17 It cannot be of much significance that Mr Murtough asked the Review Committee not to make a determination because he wanted to put more material to it. That ought to have been done either at the time when the initial application was made or at the time he lodged his appeal. That must be a matter that goes to bona fides. Two refusals on merits is a significant matter.
18 If that was all there was to consider in the matter I would not have much hesitation in refusing this application. I would have considered that the Plaintiff had discharged its evidentiary onus.
19 With regard to Mr Murtough's ill-health, the Plaintiff says that given his chronic condition and the other problems he has suffered from, particularly during the course of this year, it is likely that Mr Murtough will never feel that he is well enough to defend the proceedings, particularly in the event that Legal Aid is ultimately refused and he is not otherwise to obtain legal assistance.
20 I have concerns because of Mr Murtough's state of health, and particularly in the light of his recent diagnosis and the (admittedly, somewhat unsatisfactory and second-hand) evidence about what is likely to ensue over the course of the next six to eight weeks concerning treatment of what he has been diagnosed with.
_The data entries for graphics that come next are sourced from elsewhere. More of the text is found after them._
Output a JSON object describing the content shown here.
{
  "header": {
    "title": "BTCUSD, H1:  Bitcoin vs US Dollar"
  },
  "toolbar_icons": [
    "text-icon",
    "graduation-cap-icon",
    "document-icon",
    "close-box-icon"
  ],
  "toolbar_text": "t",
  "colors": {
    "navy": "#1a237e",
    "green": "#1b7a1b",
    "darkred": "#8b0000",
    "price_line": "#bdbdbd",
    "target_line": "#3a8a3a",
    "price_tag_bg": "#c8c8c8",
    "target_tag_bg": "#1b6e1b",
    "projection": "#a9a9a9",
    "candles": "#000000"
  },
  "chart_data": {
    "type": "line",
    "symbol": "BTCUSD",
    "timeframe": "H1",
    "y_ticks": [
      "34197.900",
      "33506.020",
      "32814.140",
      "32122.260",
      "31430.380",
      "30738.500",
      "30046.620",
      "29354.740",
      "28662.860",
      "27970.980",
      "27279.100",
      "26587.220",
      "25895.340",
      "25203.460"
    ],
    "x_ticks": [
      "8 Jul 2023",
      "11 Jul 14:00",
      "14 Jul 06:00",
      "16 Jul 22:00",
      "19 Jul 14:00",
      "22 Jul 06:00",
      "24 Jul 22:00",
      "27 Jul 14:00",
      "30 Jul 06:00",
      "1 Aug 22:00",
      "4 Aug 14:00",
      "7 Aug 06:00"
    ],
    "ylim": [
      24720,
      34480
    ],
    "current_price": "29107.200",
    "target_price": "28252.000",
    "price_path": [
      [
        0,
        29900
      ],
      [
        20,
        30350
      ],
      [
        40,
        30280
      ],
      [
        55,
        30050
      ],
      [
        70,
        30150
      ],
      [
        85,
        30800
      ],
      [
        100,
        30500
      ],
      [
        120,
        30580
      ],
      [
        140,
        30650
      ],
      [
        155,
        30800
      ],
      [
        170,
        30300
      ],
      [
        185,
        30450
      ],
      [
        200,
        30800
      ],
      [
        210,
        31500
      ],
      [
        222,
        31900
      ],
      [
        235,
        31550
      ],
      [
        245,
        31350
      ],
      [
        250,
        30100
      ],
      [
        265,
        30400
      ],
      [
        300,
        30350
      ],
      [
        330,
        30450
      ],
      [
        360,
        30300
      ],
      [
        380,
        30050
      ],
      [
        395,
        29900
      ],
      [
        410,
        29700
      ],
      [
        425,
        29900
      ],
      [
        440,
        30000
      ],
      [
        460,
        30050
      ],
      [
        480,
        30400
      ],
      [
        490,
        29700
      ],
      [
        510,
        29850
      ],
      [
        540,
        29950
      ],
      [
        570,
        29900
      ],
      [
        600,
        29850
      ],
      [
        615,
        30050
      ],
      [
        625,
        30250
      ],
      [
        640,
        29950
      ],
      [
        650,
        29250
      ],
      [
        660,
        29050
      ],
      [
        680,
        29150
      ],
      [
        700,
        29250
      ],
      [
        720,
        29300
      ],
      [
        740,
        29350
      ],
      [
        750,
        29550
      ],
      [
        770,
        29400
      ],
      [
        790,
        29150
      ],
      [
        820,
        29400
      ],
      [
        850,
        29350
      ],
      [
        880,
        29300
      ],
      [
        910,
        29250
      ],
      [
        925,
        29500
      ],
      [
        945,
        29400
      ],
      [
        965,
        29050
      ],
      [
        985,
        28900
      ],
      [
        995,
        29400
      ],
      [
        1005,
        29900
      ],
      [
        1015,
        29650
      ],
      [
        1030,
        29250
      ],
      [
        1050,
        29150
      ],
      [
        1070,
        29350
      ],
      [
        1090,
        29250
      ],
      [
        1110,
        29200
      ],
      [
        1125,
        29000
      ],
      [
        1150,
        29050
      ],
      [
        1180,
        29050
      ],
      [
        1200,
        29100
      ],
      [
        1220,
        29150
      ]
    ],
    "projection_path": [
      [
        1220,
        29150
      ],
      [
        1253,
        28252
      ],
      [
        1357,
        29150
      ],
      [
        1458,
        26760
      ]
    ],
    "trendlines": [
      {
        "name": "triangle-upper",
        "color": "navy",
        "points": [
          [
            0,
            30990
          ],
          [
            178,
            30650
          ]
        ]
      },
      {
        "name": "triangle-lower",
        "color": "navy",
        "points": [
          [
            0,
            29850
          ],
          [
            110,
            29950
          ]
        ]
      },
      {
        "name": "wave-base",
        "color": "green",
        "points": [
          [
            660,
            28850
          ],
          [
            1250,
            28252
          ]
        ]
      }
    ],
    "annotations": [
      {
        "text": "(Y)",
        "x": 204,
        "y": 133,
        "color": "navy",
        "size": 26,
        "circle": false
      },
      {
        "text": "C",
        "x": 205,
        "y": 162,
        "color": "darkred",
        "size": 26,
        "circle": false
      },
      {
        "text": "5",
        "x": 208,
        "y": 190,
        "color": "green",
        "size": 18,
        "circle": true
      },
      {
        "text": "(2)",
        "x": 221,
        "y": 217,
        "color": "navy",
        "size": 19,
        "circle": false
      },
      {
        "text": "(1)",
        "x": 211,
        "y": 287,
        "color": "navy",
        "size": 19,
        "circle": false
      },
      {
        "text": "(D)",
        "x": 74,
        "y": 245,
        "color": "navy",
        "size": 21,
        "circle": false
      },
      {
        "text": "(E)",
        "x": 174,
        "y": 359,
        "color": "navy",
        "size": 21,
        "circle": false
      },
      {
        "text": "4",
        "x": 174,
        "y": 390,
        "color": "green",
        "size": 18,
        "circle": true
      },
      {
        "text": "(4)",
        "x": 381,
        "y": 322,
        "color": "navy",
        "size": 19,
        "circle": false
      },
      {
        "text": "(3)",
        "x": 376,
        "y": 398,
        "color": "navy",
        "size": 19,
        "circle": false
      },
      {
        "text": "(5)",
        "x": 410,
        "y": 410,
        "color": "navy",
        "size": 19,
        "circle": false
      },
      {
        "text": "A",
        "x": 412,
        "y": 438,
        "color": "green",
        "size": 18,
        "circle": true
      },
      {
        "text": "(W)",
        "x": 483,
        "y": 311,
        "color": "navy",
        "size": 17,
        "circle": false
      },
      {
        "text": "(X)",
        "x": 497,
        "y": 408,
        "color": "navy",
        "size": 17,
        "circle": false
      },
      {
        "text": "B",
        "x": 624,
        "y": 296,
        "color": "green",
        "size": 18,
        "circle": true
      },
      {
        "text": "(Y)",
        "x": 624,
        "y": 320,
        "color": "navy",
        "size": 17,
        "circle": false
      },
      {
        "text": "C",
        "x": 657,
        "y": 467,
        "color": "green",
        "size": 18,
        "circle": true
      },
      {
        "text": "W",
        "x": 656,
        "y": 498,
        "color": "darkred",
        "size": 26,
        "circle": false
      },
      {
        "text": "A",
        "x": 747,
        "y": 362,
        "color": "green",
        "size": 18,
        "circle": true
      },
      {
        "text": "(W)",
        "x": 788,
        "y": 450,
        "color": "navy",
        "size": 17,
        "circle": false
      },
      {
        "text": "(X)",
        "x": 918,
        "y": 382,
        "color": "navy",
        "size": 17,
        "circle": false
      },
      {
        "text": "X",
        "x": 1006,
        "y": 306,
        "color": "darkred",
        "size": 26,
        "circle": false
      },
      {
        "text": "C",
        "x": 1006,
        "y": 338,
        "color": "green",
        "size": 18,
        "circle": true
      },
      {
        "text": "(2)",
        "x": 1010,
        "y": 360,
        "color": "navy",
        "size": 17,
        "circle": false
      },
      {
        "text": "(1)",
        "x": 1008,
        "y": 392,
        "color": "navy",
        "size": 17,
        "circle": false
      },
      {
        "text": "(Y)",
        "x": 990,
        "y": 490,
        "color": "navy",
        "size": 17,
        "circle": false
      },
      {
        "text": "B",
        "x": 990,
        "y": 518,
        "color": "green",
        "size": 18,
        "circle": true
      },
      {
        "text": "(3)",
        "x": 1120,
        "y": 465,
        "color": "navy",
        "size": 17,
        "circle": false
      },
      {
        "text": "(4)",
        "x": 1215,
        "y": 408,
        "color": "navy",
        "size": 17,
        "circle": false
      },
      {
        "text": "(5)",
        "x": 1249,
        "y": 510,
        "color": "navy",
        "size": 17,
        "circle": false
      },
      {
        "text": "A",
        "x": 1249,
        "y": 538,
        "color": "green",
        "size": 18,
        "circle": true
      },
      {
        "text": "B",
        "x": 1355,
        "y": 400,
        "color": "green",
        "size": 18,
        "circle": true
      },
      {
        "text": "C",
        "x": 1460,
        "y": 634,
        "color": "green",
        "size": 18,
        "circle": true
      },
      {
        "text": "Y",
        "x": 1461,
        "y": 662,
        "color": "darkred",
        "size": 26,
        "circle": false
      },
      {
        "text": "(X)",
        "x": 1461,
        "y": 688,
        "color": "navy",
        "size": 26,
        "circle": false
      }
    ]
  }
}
21 I can take into account, however, that there have been a number of appearances before me during the course of this year in these proceedings and in particular the hearing that took place before me on 23 March 2010, a hearing that lasted about one and a half hours. I had become concerned by the end of that hearing about Mr Murtough's health and ability even to continue appearing on that application in the light of matters I observed about him. I have raised this matter with Mr White at today's application, and it was at least partly in response to that, that Mr White submitted, not without some justification, that there might be some doubt about whether Mr Murtough would ever feel well enough to be able to conduct the proceedings.
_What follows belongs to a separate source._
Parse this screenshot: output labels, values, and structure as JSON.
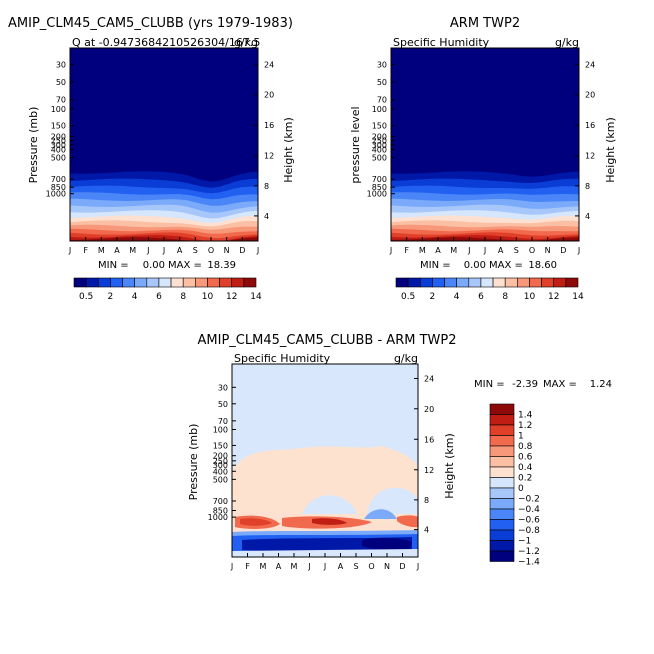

22 Nevertheless, I have to take into account the fact that this summary judgment application has been set down for hearing tomorrow (1 April 2010), and from the material that has been filed on both sides and what is likely to be argued, it seems to me that the matter will run for most of the day if not longer.
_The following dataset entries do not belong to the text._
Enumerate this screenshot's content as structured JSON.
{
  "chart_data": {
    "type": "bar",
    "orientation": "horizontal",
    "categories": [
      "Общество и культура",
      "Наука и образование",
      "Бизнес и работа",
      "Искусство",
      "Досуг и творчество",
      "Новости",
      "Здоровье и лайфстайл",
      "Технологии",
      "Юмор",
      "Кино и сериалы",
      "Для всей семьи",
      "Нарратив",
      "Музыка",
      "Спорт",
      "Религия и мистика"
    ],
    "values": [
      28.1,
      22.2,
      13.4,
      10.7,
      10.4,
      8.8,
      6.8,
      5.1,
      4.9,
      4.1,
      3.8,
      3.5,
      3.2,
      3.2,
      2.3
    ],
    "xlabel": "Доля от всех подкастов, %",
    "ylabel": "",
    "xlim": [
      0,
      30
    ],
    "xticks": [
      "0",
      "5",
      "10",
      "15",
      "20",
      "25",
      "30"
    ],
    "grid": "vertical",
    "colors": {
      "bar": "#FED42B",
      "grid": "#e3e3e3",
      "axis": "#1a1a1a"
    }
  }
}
23 I have very considerable concerns that Mr Murtough is simply not well enough to appear for himself and to defend the summary judgment application. Today's application was heard with Mr Murtough on a telephone link because he claimed he was too unwell to attend Court.
24 The summary judgment application is not an application of insignificance in the proceedings such as an application for the provision of particulars or some other interlocutory matter of that sort. It is an application which, if the Plaintiff is successful, will result in a final order to the detriment of Mr Murtough affecting his continued possession of the property that he lives in and another property that he owns.
25 Although I have considerable doubts about the bone fides of the application of the appeal under s 56 in the light of the history of the matter, I also take into account the submission of Mr Murtough that he wishes to place before the Legal Aid Review Committee the 2 affidavits recently prepared on his behalf by himself and his wife. It may be that there is at least some material in those which could possibly result in the Committee coming to the view that legal aid should be granted. In that regard, in the light of Mr Murtough's ill-health, I consider it very important that every avenue should be pursued to see if some form of legal assistance can be obtained for Mr Murtough so that he is not placed in the position of having to defend the proceedings in his state of ill-health.
26 I do not consider that it would be fair to him to require him to defend the application tomorrow.
27 For those reasons, although reluctantly, I accede to Mr Murtough's application to vacate the hearing on 1 April 2010.